Feststellung des Höhenstandes durch innere Untersuchung
Wird der Höhenstand mit Hilfe der vaginalen Untersuchung ermittelt, sind dabei drei grundsätzliche Dinge zu beachten. Zunächst muss der tastende Finger genau in Führungslinie des bogenförmigen Geburtsweges sein (die Mittelpunkte aller geraden Durchmesser des kleinen Beckens und des sich nach unten anschließenden Weichteilweges bilden eine Achse = Führungslinie). Wenn zu weit vorne untersucht wird, kommt man zu leicht an den Kopf heran und schätzt ihn zu tief. Weiter gilt als Bezugspunkt am Kopf die knöcherne Leitstelle, dem tiefsten Punkt des vorangehenden Teiles. Besteht eine Geburtsgeschwulst, muss diese abgezogen werden. Im Extremfall kann diese Geschwulst bereits in der Vulva sichtbar sein, während er Kopf mit seinem größten Umfang noch nicht ins Becken eingetreten ist. Als Drittes muss beachtet werden, dass alle Angaben immer für die physiologischen Flexionslagen gelten und nicht für die Deflexionslagen, wie beispielsweise die Gesichtslage oder die Stirnlage. Bei der vaginalen Untersuchung werden drei Methoden, mit jeweils anderen Bezugspunkten, zur Bestimmung des Höhenstandes unterschieden.

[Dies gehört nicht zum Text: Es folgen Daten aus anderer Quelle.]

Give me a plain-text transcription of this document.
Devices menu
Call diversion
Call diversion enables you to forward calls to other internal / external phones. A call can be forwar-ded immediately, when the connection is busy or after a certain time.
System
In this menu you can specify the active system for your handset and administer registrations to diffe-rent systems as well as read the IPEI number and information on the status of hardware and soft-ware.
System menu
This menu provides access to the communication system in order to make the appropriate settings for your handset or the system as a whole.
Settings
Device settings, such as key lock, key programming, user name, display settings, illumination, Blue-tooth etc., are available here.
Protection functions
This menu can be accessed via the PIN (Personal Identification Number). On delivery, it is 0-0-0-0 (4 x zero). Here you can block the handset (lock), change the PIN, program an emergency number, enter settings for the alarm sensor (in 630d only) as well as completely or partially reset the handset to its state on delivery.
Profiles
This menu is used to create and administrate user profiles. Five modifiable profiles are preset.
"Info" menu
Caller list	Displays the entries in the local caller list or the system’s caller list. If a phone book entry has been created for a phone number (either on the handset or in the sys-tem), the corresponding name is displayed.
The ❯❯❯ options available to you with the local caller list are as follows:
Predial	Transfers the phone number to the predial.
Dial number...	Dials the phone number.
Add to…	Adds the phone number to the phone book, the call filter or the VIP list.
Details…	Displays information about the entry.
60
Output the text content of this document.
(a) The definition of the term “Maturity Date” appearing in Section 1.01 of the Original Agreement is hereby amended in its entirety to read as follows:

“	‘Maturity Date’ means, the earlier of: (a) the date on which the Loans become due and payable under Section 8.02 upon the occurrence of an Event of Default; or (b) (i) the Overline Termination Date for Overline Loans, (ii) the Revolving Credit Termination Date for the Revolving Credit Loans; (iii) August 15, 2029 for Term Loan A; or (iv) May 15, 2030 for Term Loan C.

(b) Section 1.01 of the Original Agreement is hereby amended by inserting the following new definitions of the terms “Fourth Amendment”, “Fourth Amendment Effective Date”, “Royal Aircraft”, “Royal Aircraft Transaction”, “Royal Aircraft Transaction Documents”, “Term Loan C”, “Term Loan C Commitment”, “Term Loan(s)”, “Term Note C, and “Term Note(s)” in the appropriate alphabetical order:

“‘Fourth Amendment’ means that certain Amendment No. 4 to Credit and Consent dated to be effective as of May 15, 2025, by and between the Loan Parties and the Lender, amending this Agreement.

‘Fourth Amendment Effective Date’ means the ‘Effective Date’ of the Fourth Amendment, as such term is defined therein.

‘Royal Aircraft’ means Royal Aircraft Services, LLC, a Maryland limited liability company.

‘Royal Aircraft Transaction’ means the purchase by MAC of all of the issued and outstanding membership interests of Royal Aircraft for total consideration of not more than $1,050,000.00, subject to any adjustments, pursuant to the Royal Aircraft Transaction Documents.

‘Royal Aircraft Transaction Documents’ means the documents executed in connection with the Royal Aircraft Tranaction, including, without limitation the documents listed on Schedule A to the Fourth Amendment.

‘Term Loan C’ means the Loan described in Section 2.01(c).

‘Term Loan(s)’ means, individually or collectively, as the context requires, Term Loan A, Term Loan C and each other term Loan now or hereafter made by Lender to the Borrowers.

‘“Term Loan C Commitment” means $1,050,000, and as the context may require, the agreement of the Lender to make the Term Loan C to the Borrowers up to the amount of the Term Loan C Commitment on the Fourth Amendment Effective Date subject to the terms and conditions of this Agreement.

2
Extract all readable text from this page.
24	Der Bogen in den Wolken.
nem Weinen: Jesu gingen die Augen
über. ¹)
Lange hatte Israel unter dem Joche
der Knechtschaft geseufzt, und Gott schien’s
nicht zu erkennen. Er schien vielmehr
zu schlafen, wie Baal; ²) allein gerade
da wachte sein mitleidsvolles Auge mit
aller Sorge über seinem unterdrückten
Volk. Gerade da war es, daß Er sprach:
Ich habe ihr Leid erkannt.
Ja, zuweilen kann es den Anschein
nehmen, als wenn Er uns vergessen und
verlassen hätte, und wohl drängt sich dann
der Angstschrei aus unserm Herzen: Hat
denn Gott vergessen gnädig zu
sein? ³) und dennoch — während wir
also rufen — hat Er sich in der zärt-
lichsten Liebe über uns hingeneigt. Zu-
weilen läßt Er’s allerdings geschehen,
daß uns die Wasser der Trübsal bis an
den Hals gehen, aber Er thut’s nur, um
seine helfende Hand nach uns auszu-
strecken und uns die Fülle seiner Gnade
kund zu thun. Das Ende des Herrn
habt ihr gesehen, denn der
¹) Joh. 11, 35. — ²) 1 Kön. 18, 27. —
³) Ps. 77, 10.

Höhenstandsbeschreibung in Bezug auf die Beckenräume
Der Höhenstand wird ermittelt auf Grund des Verhältnisses des funktionalen Kopfumfangs in Bezug zu den Beckenräumen. In der Regel werden drei Beckenräume – Beckeneingang, Beckenmitte und Beckenausgang – beschrieben, wobei auch andere Benennungen üblich sind (z. B. Beckenhöhle statt Beckenmitte). Der funktionale Kopfumfang, der bezogen auf die Geburtmechanik für das Tiefertreten in den Beckenräumen von Bedeutung ist, wird in einigen Lehrbüchern auch als „größter kindlicher Kopfumfang“, „Durchtrittsplanum“ oder „geburtsmechanisch wirksamer Kopfumfang“ bezeichnet.
Parallelebenen nach Hodge
Diese Höhenstandsbeschreibung stammt von dem amerikanischen Frauenarzt Hughes Lennok Hodge (1796–1873). Diese Einteilung bezieht sich auf das Verhältnis von der Leitstelle zu den Parallelebenen des mütterlichen Beckens. Die Leitstelle entspricht dem tiefsten Punkt des vorangehenden kindlichen Teiles, also der Stelle, auf die der Finger als erstes bei der vaginalen Untersuchung in Führungslinie trifft. Das kleine Becken wird in vier parallel verlaufende Ebenen unterteilt. Sie liegen je circa vier Zentimeter auseinander und orientieren sich an markanten Knochenstellen:
- O-Ebene: obere Schoßfugenrandebene, diese verläuft vom Symphysenoberrand zum Promontorium, der vorangehende Teil hat bei diesem Höhenstand noch keine Beziehung zum Beckeneingangsraum, er ist beweglich über dem kleine Becken
- U-Ebene: untere Schoßfugenrandebene, diese verläuft parallel zur O-Ebene in Höhe des Symphysenunterrandes,
- I-Ebene: Interspinalebene, diese verläuft parallel in Höhe der beiden Sitzbeinstachel
- B-Ebene: Beckenausgangsebene, diese verläuft parallel des nicht abgebogenen Steißbeins
Höhenstandsdiagnose nach de Lee
Diese Höhenstandsbeschreibung geht auf den amerikanischen Frauenarzt Joseph Olivar de Lee (1869–1942) zurück. Dabei ist die Interspinalebene – eine gedachte Verbindungslinie zwischen den Sitzbeinstacheln (Spinae ischiadicae) – der Bezugspunkt, dieser entspricht dem Nullpunkt. Der Höhenstand des kindlichen vorangehenden Teiles wird in Zentimetern oberhalb bzw. unterhalb der Interspinalebene angegeben. Das kleine Becken wird dabei in acht Zentimeter eingeteilt. Es wird also ein Wert angeben von I-4 bis I+4.
Praktische Anwendung
Die Höhenstandsbestimmung und vor allem die Angaben sind in der Praxis nicht immer eindeutig. Es gilt als empfehlenswert, sich innerhalb eines Kreißsaalteams auf eine einheitliche Beschreibung zu einigen. Die Deutsche Gesellschaft für Gynäkologie und Geburtshilfe empfiehlt in ihren AWMF-Leitlinien, den Höhenstand nach de Lee zur Vorgehensweise bei der vaginal-operativen Entbindung.
Quellen
- Christine Mändle, Sonja Opitz-Kreuter, Andrea Wehling: Das Hebammenlehrbuch der praktischen Geburtshilfe. Schattauer, Stuttgart/ New York 1997, ISBN 3-7945-1765-2.
- B. Petersen: Die vertrackte Sache mit dem Höhenstand. In: HebammenForum. Nr. 3, 2010, S. 178–181.
- Pschyrembel: Praktische Geburtshilfe. 22., erweiterte und korrigierte Auflage. de Gruyter, Berlin 2019, ISBN 978-3-11-065031-0.